Abstract: The rating of quasi-copula problems in the dependence modeling community has recently risen in spite of the lack of probability interpretation of quasi-copulas. The trendsetting paper J.J. Arias-Garcia, R. Mesiar, and B. De Baets, The unwalked path between quasi-copulas and copulas: Stepping stones in higher dimensions, Internat. J. of Approx. Reasoning, 80 (2017) 89--99, proposes the k-increasing property for some k {\le} d as a property of d-variate quasi-copulas that would shed some light on what is in-between. This hierarchy of classes extends the bivariate notion of supermodularity property.
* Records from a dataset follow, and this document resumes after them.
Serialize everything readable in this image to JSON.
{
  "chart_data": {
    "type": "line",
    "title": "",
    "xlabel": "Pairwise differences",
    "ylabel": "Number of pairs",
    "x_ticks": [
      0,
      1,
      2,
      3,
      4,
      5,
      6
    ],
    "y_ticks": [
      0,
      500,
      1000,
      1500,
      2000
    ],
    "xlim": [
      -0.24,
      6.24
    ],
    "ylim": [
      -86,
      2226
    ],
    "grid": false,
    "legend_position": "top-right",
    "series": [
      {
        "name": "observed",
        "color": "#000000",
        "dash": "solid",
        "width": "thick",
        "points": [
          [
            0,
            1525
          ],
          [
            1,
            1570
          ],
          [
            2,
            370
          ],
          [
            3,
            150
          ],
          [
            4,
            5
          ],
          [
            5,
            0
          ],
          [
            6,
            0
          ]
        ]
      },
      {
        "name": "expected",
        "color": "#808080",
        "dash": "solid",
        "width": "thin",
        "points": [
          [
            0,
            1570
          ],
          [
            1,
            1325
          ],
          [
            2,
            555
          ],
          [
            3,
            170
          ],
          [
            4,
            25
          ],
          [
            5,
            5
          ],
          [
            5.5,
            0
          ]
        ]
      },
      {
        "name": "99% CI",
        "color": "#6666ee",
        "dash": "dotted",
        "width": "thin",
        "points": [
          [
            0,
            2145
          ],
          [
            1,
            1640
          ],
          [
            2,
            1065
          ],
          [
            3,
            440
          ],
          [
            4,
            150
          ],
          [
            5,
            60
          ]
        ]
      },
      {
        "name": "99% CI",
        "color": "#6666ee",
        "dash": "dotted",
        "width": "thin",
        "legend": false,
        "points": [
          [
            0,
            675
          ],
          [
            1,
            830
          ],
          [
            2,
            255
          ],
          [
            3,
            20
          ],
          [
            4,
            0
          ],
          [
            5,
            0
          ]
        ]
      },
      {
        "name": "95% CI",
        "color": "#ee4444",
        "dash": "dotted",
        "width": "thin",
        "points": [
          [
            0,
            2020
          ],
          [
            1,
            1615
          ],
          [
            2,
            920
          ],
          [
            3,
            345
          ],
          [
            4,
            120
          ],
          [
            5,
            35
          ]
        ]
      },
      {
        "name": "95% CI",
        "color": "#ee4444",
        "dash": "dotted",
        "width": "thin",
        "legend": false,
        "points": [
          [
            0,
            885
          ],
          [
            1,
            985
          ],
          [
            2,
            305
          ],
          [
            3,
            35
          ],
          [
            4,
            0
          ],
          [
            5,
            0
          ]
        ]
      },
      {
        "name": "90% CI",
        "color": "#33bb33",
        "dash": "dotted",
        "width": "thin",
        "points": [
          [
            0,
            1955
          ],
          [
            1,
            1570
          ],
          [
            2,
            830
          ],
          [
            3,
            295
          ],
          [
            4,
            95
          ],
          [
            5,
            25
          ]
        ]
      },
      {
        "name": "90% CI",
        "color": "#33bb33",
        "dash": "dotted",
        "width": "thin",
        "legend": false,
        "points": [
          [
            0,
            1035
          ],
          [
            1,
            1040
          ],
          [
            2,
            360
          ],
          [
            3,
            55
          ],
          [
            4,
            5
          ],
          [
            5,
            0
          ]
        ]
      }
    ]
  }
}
The same authors propose a number of open problems in the continuation of this paper (Fuzzy Sets and Systems 393 (2020), 1--28). Their Open problem 5 asks for the extreme values of the mass distributions associated with multivariate quasi-copulas and was recently solved by the authors of this paper (Fuzzy Sets and Systems 527 (2026) 109698). The main goal of the present paper is to solve the maximal-volume problem (in absolute value) within each of the previously mentioned subclasses. By formulating and solving suitably simplified primal and dual linear programs, we derive the exact maximal negative and positive masses together with the corresponding extremal boxes.